I have for the last few days been caught up in a passage by Henry Drummond. Drummond was a natural science lecturer in the late 1800’s. He lived only 45 years, but was a Gospel preacher and writer as well, impacting the world marvelously in areas of science and faith.

His writing stands on its own, but in this post, I will share excerpts from his 1890 work, “The Greatest Thing in the World,” and then comment sparingly.

“The Gospel offers a man life. Never offer men a thimbleful of Gospel. Do not offer them merely joy, or merely peace, or merely rest, or merely safety; tell them how Christ came to give men a more abundant life than they have, a life abundant in love, and therefore abundant in salvation for themselves, and large in enterprise for the allevation and redemption of the world.”

Sometimes in order to meet a person’s felt need at the time, we shrink-wrap the Gospel into a version that will be most appealing, most pressing, most relevant to the hearer. We want to show how Jesus makes a difference in specific ways.

But in highlighting just one reward of the Gospel—unconditional love, enduring grace, for example—we may be in danger of leaving out the full potency of the reward—full abundant life itself—and once the felt need has passed, the Gospel may seem irrelevant because we spoke to the need and not the person.

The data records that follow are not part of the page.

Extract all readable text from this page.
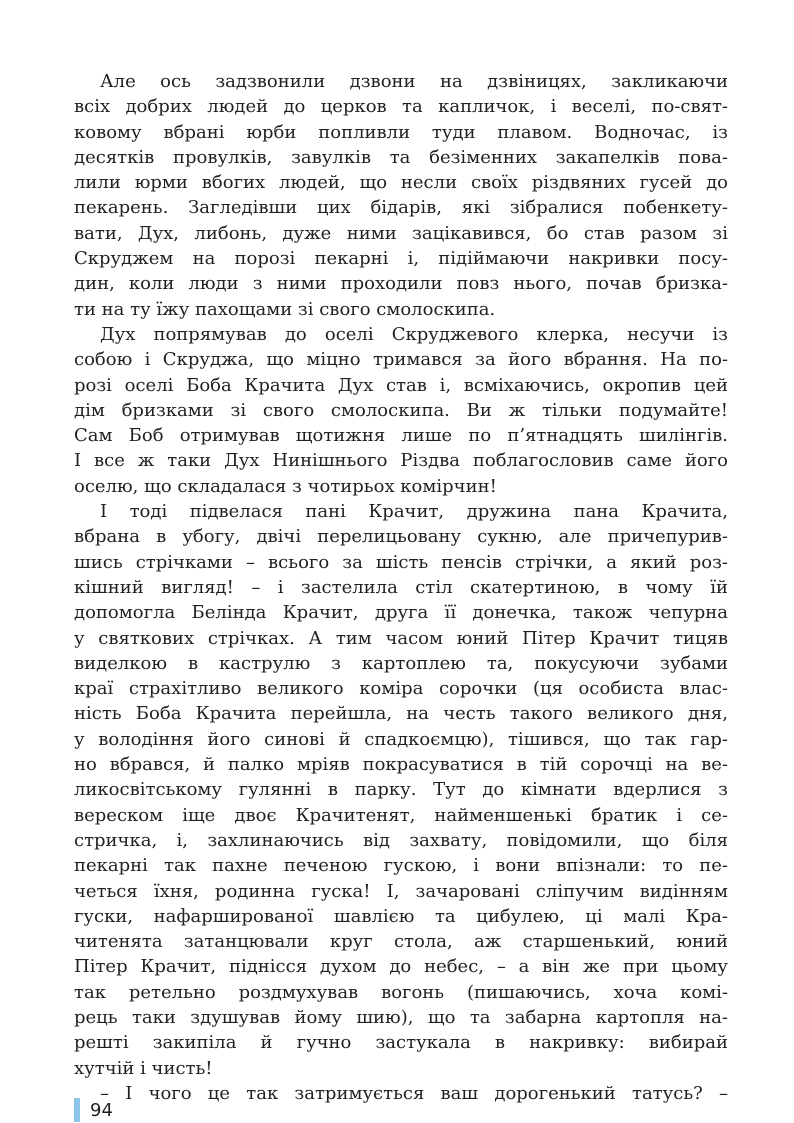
Але ось задзвонили дзвони на дзвіницях, закликаючи
всіх добрих людей до церков та капличок, і веселі, по-свят-
ковому вбрані юрби попливли туди плавом. Водночас, із
десятків провулків, завулків та безіменних закапелків пова-
лили юрми вбогих людей, що несли своїх різдвяних гусей до
пекарень. Загледівши цих бідарів, які зібралися побенкету-
вати, Дух, либонь, дуже ними зацікавився, бо став разом зі
Скруджем на порозі пекарні і, підіймаючи накривки посу-
дин, коли люди з ними проходили повз нього, почав бризка-
ти на ту їжу пахощами зі свого смолоскипа.
Дух попрямував до оселі Скруджевого клерка, несучи із
собою і Скруджа, що міцно тримався за його вбрання. На по-
розі оселі Боба Крачита Дух став і, всміхаючись, окропив цей
дім бризками зі свого смолоскипа. Ви ж тільки подумайте!
Сам Боб отримував щотижня лише по п’ятнадцять шилінгів.
І все ж таки Дух Нинішнього Різдва поблагословив саме його
оселю, що складалася з чотирьох комірчин!
І тоді підвелася пані Крачит, дружина пана Крачита,
вбрана в убогу, двічі перелицьовану сукню, але причепурив-
шись стрічками – всього за шість пенсів стрічки, а який роз-
кішний вигляд! – і застелила стіл скатертиною, в чому їй
допомогла Белінда Крачит, друга її донечка, також чепурна
у святкових стрічках. А тим часом юний Пітер Крачит тицяв
виделкою в каструлю з картоплею та, покусуючи зубами
краї страхітливо великого коміра сорочки (ця особиста влас-
ність Боба Крачита перейшла, на честь такого великого дня,
у володіння його синові й спадкоємцю), тішився, що так гар-
но вбрався, й палко мріяв покрасуватися в тій сорочці на ве-
ликосвітському гулянні в парку. Тут до кімнати вдерлися з
вереском іще двоє Крачитенят, найменшенькі братик і се-
стричка, і, захлинаючись від захвату, повідомили, що біля
пекарні так пахне печеною гускою, і вони впізнали: то пе-
четься їхня, родинна гуска! І, зачаровані сліпучим видінням
гуски, нафаршированої шавлією та цибулею, ці малі Кра-
читенята затанцювали круг стола, аж старшенький, юний
Пітер Крачит, піднісся духом до небес, – а він же при цьому
так ретельно роздмухував вогонь (пишаючись, хоча комі-
рець таки здушував йому шию), що та забарна картопля на-
решті закипіла й гучно застукала в накривку: вибирай
хутчій і чисть!
– І чого це так затримується ваш дорогенький татусь? –
94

“Then only can the Gospel take hold of the whole of a man, body, soul, and spirit, and give to each part of his nature its exercise and reward. Many of the current Gospels are addressed only to a part of man’s nature. They offer peace, not life; faith, not Love; justification, not regeneration. And men slip back again from such religion because it has never really held them. Their nature was not all in it. If offered no deeper and gladder life-current than the life that was lived before.”

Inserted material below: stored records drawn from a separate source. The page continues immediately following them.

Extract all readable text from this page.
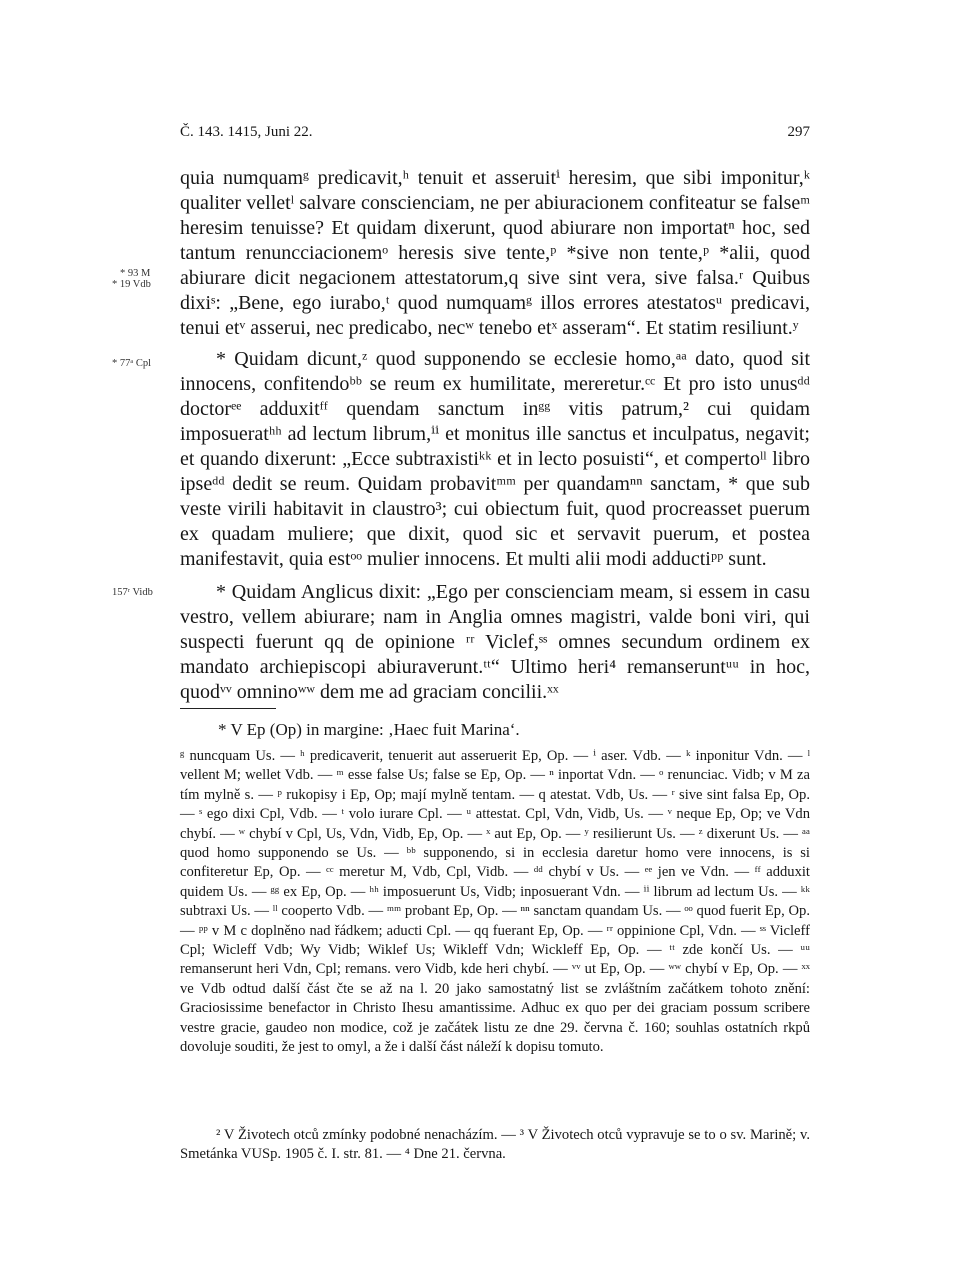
Č. 143. 1415, Juni 22.	297
* 93 M
* 19 Vdb
* 77ᵃ Cpl
157ʳ Vidb

quia numquamᵍ predicavit,ʰ tenuit et asseruitⁱ heresim, que sibi imponitur,ᵏ qualiter velletˡ salvare conscienciam, ne per abiuracionem confiteatur se falseᵐ heresim tenuisse? Et quidam dixerunt, quod abiurare non importatⁿ hoc, sed tantum renunccіacionemᵒ heresis sive tente,ᵖ *sive non tente,ᵖ *alii, quod abiurare dicit negacionem attestatorum,q sive sint vera, sive falsa.ʳ Quibus dixiˢ: „Bene, ego iurabo,ᵗ quod numquamᵍ illos errores atestatosᵘ predicavi, tenui etᵛ asserui, nec predicabo, necʷ tenebo etˣ asseram“. Et statim resiliunt.ʸ

* Quidam dicunt,ᶻ quod supponendo se ecclesie homo,ᵃᵃ dato, quod sit innocens, confitendoᵇᵇ se reum ex humilitate, mereretur.ᶜᶜ Et pro isto unusᵈᵈ doctorᵉᵉ adduxitᶠᶠ quendam sanctum inᵍᵍ vitis patrum,² cui quidam imposueratʰʰ ad lectum librum,ⁱⁱ et monitus ille sanctus et inculpatus, negavit; et quando dixerunt: „Ecce subtraxistiᵏᵏ et in lecto posuisti“, et compertoˡˡ libro ipseᵈᵈ dedit se reum. Quidam probavitᵐᵐ per quandamⁿⁿ sanctam, * que sub veste virili habitavit in claustro³; cui obiectum fuit, quod procreasset puerum ex quadam muliere; que dixit, quod sic et servavit puerum, et postea manifestavit, quia estᵒᵒ mulier innocens. Et multi alii modi adductiᵖᵖ sunt.

* Quidam Anglicus dixit: „Ego per conscienciam meam, si essem in casu vestro, vellem abiurare; nam in Anglia omnes magistri, valde boni viri, qui suspecti fuerunt qq de opinione ʳʳ Viclef,ˢˢ omnes secundum ordinem ex mandato archiepiscopi abiuraverunt.ᵗᵗ“ Ultimo heri⁴ remanseruntᵘᵘ in hoc, quodᵛᵛ omninoʷʷ dem me ad graciam concilii.ˣˣ

* V Ep (Op) in margine: ‚Haec fuit Marina‘.

ᵍ nuncquam Us. — ʰ predicaverit, tenuerit aut asseruerit Ep, Op. — ⁱ aser. Vdb. — ᵏ inponitur Vdn. — ˡ vellent M; wellet Vdb. — ᵐ esse false Us; false se Ep, Op. — ⁿ inportat Vdn. — ᵒ renunciac. Vidb; v M za tím mylně s. — ᵖ rukopisy i Ep, Op; mají mylně tentam. — q atestat. Vdb, Us. — ʳ sive sint falsa Ep, Op. — ˢ ego dixi Cpl, Vdb. — ᵗ volo iurare Cpl. — ᵘ attestat. Cpl, Vdn, Vidb, Us. — ᵛ neque Ep, Op; ve Vdn chybí. — ʷ chybí v Cpl, Us, Vdn, Vidb, Ep, Op. — ˣ aut Ep, Op. — ʸ resilierunt Us. — ᶻ dixerunt Us. — ᵃᵃ quod homo supponendo se Us. — ᵇᵇ supponendo, si in ecclesia daretur homo vere innocens, is si confiteretur Ep, Op. — ᶜᶜ meretur M, Vdb, Cpl, Vidb. — ᵈᵈ chybí v Us. — ᵉᵉ jen ve Vdn. — ᶠᶠ adduxit quidem Us. — ᵍᵍ ex Ep, Op. — ʰʰ imposuerunt Us, Vidb; inposuerant Vdn. — ⁱⁱ librum ad lectum Us. — ᵏᵏ subtraxi Us. — ˡˡ cooperto Vdb. — ᵐᵐ probant Ep, Op. — ⁿⁿ sanctam quandam Us. — ᵒᵒ quod fuerit Ep, Op. — ᵖᵖ v M c doplněno nad řádkem; aducti Cpl. — qq fuerant Ep, Op. — ʳʳ oppinione Cpl, Vdn. — ˢˢ Vicleff Cpl; Wicleff Vdb; Wy Vidb; Wiklef Us; Wikleff Vdn; Wickleff Ep, Op. — ᵗᵗ zde končí Us. — ᵘᵘ remanserunt heri Vdn, Cpl; remans. vero Vidb, kde heri chybí. — ᵛᵛ ut Ep, Op. — ʷʷ chybí v Ep, Op. — ˣˣ ve Vdb odtud další část čte se až na l. 20 jako samostatný list se zvláštním začátkem tohoto znění: Graciosissime benefactor in Christo Ihesu amantissime. Adhuc ex quo per dei graciam possum scribere vestre gracie, gaudeo non modice, což je začátek listu ze dne 29. června č. 160; souhlas ostatních rkpů dovoluje souditi, že jest to omyl, a že i další část náleží k dopisu tomuto.

² V Životech otců zmínky podobné nenacházím. — ³ V Životech otců vypravuje se to o sv. Marině; v. Smetánka VUSp. 1905 č. I. str. 81. — ⁴ Dne 21. června.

How we can fall prey to partial gospels! You can see the Apostle Paul addressing this multiple times in his New Testament letters. He chides the believers on how quickly they’ve left the true Gospel and followed other ones.

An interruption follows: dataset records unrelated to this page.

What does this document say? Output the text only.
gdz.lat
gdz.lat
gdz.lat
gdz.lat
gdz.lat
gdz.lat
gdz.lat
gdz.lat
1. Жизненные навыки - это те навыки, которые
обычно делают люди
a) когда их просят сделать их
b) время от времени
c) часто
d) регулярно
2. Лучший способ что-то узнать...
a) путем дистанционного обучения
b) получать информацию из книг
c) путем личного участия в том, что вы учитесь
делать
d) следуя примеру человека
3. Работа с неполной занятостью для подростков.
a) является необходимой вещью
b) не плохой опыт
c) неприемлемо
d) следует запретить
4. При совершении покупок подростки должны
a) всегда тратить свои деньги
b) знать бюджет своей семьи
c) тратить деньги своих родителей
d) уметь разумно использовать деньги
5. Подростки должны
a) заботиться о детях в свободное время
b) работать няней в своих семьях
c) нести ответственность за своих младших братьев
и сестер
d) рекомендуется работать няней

We are easily led astray by sweet sounding words, chest-rising flattery, and promises of material prosperity instead of the Gospel which calls us to deny ourselves. And yet these false gospels, which may indeed offer a portion of the Gospel, lack the deeper and gladder life-current that is available.

“Surely it stands to reason that only a fuller love can compete with the love of the world. To love abundantly is to live abundantly, and to love for ever is to live for ever. Hence, eternal life is inextricably bound up with love.”

So let us offer the fuller love that the Gospel offers because we ourselves have become undone by it and we cannot stand that anyone would live a day with only the love of the world and not the love of God in Christ Jesus.